Open
Description
This is a tracker issue for all the different ways we can accelerate training / inference with activation sparsity in TorchAO.
Inference
- Accelerate memory-bound bs=1 decode use cases with a selective weight loading kernel, like that described in TEAL / CATS.

- Accelerate compute-bound bs=n prefill use cases with 2:4 activation sparsity, as we outlined in https://arxiv.org/pdf/2503.16672
- Add fast fused sparsification + fp8 rowwise + srelu kernels (2:4 activation sparsity packing kernels #2012)
- David also apparently has a triton kernel that does this, so we should benchmark and compare these two to see which one's faster.
- Add rowwise-fp8 + 2:4 sparse CUTLASS Kernel (Add CUTLASS-based row-wise scaled sparse FP8 kernel #1671)
- Add performance tuning configs for above kernel (Add config selection for row-wise scaled FP8 sparse CUTLASS-based kernel #1940)
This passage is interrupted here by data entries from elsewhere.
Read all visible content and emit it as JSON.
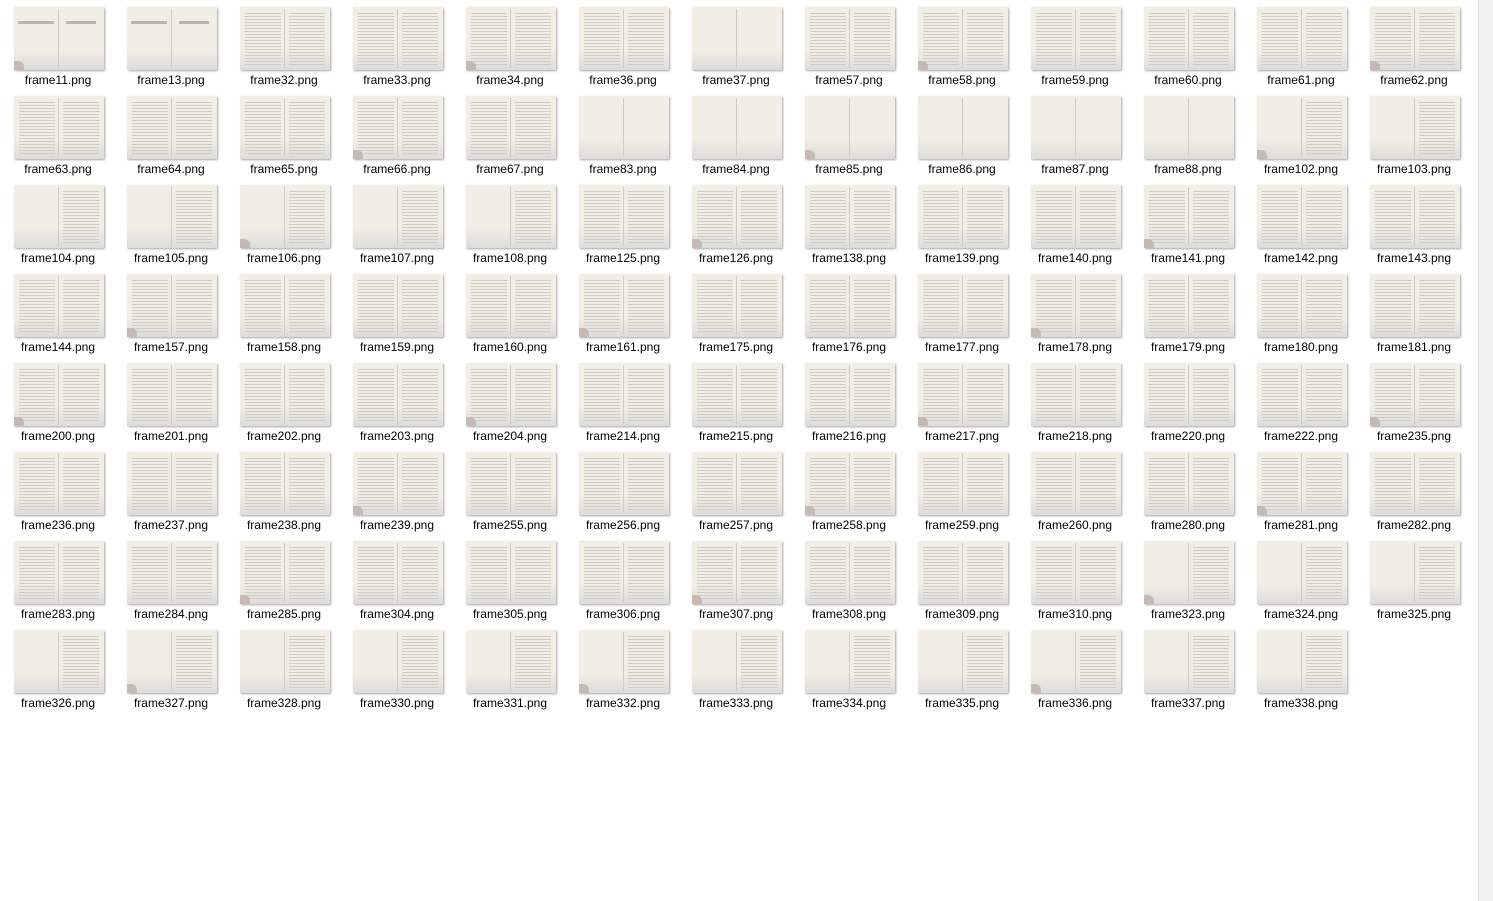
{
  "files": [
    {
      "name": "frame11.png",
      "style": "title"
    },
    {
      "name": "frame13.png",
      "style": "title"
    },
    {
      "name": "frame32.png",
      "style": "text"
    },
    {
      "name": "frame33.png",
      "style": "text"
    },
    {
      "name": "frame34.png",
      "style": "text"
    },
    {
      "name": "frame36.png",
      "style": "text"
    },
    {
      "name": "frame37.png",
      "style": "blank"
    },
    {
      "name": "frame57.png",
      "style": "text"
    },
    {
      "name": "frame58.png",
      "style": "text"
    },
    {
      "name": "frame59.png",
      "style": "text"
    },
    {
      "name": "frame60.png",
      "style": "text"
    },
    {
      "name": "frame61.png",
      "style": "text"
    },
    {
      "name": "frame62.png",
      "style": "text"
    },
    {
      "name": "frame63.png",
      "style": "text"
    },
    {
      "name": "frame64.png",
      "style": "text"
    },
    {
      "name": "frame65.png",
      "style": "text"
    },
    {
      "name": "frame66.png",
      "style": "text"
    },
    {
      "name": "frame67.png",
      "style": "text"
    },
    {
      "name": "frame83.png",
      "style": "blank"
    },
    {
      "name": "frame84.png",
      "style": "blank"
    },
    {
      "name": "frame85.png",
      "style": "blank"
    },
    {
      "name": "frame86.png",
      "style": "blank"
    },
    {
      "name": "frame87.png",
      "style": "blank"
    },
    {
      "name": "frame88.png",
      "style": "blank"
    },
    {
      "name": "frame102.png",
      "style": "right"
    },
    {
      "name": "frame103.png",
      "style": "right"
    },
    {
      "name": "frame104.png",
      "style": "right"
    },
    {
      "name": "frame105.png",
      "style": "right"
    },
    {
      "name": "frame106.png",
      "style": "right"
    },
    {
      "name": "frame107.png",
      "style": "right"
    },
    {
      "name": "frame108.png",
      "style": "right"
    },
    {
      "name": "frame125.png",
      "style": "text"
    },
    {
      "name": "frame126.png",
      "style": "text"
    },
    {
      "name": "frame138.png",
      "style": "text"
    },
    {
      "name": "frame139.png",
      "style": "text"
    },
    {
      "name": "frame140.png",
      "style": "text"
    },
    {
      "name": "frame141.png",
      "style": "text"
    },
    {
      "name": "frame142.png",
      "style": "text"
    },
    {
      "name": "frame143.png",
      "style": "text"
    },
    {
      "name": "frame144.png",
      "style": "text"
    },
    {
      "name": "frame157.png",
      "style": "text"
    },
    {
      "name": "frame158.png",
      "style": "text"
    },
    {
      "name": "frame159.png",
      "style": "text"
    },
    {
      "name": "frame160.png",
      "style": "text"
    },
    {
      "name": "frame161.png",
      "style": "text"
    },
    {
      "name": "frame175.png",
      "style": "text"
    },
    {
      "name": "frame176.png",
      "style": "text"
    },
    {
      "name": "frame177.png",
      "style": "text"
    },
    {
      "name": "frame178.png",
      "style": "text"
    },
    {
      "name": "frame179.png",
      "style": "text"
    },
    {
      "name": "frame180.png",
      "style": "text"
    },
    {
      "name": "frame181.png",
      "style": "text"
    },
    {
      "name": "frame200.png",
      "style": "text"
    },
    {
      "name": "frame201.png",
      "style": "text"
    },
    {
      "name": "frame202.png",
      "style": "text"
    },
    {
      "name": "frame203.png",
      "style": "text"
    },
    {
      "name": "frame204.png",
      "style": "text"
    },
    {
      "name": "frame214.png",
      "style": "text"
    },
    {
      "name": "frame215.png",
      "style": "text"
    },
    {
      "name": "frame216.png",
      "style": "text"
    },
    {
      "name": "frame217.png",
      "style": "text"
    },
    {
      "name": "frame218.png",
      "style": "text"
    },
    {
      "name": "frame220.png",
      "style": "text"
    },
    {
      "name": "frame222.png",
      "style": "text"
    },
    {
      "name": "frame235.png",
      "style": "text"
    },
    {
      "name": "frame236.png",
      "style": "text"
    },
    {
      "name": "frame237.png",
      "style": "text"
    },
    {
      "name": "frame238.png",
      "style": "text"
    },
    {
      "name": "frame239.png",
      "style": "text"
    },
    {
      "name": "frame255.png",
      "style": "text"
    },
    {
      "name": "frame256.png",
      "style": "text"
    },
    {
      "name": "frame257.png",
      "style": "text"
    },
    {
      "name": "frame258.png",
      "style": "text"
    },
    {
      "name": "frame259.png",
      "style": "text"
    },
    {
      "name": "frame260.png",
      "style": "text"
    },
    {
      "name": "frame280.png",
      "style": "text"
    },
    {
      "name": "frame281.png",
      "style": "text"
    },
    {
      "name": "frame282.png",
      "style": "text"
    },
    {
      "name": "frame283.png",
      "style": "text"
    },
    {
      "name": "frame284.png",
      "style": "text"
    },
    {
      "name": "frame285.png",
      "style": "text"
    },
    {
      "name": "frame304.png",
      "style": "text"
    },
    {
      "name": "frame305.png",
      "style": "text"
    },
    {
      "name": "frame306.png",
      "style": "text"
    },
    {
      "name": "frame307.png",
      "style": "text"
    },
    {
      "name": "frame308.png",
      "style": "text"
    },
    {
      "name": "frame309.png",
      "style": "text"
    },
    {
      "name": "frame310.png",
      "style": "text"
    },
    {
      "name": "frame323.png",
      "style": "right"
    },
    {
      "name": "frame324.png",
      "style": "right"
    },
    {
      "name": "frame325.png",
      "style": "right"
    },
    {
      "name": "frame326.png",
      "style": "right"
    },
    {
      "name": "frame327.png",
      "style": "right"
    },
    {
      "name": "frame328.png",
      "style": "right"
    },
    {
      "name": "frame330.png",
      "style": "right"
    },
    {
      "name": "frame331.png",
      "style": "right"
    },
    {
      "name": "frame332.png",
      "style": "right"
    },
    {
      "name": "frame333.png",
      "style": "right"
    },
    {
      "name": "frame334.png",
      "style": "right"
    },
    {
      "name": "frame335.png",
      "style": "right"
    },
    {
      "name": "frame336.png",
      "style": "right"
    },
    {
      "name": "frame337.png",
      "style": "right"
    },
    {
      "name": "frame338.png",
      "style": "right"
    }
  ]
}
- Add transposed support to the rowwise-fp8 sparse CUTLASS kernel. The above kernel assumes that the weight is 2:4 sparse. Since 2:4 sparsity is only supported for the first operand, I'm using the fact
$xW^T = (Wx^T)^T$ to be able to use the kernel for activation sparsity, but this means that the output of the kernel is in col-major format instead of row-major.
Training
- Activation compression to accelerate 2:4 sparse training (#1920 activation sparsity + compression #2076) has an implementation that I need to benchmark / review.
- Implement custom sparse training kernels outlined in our ICLR paper. Lower priority for now.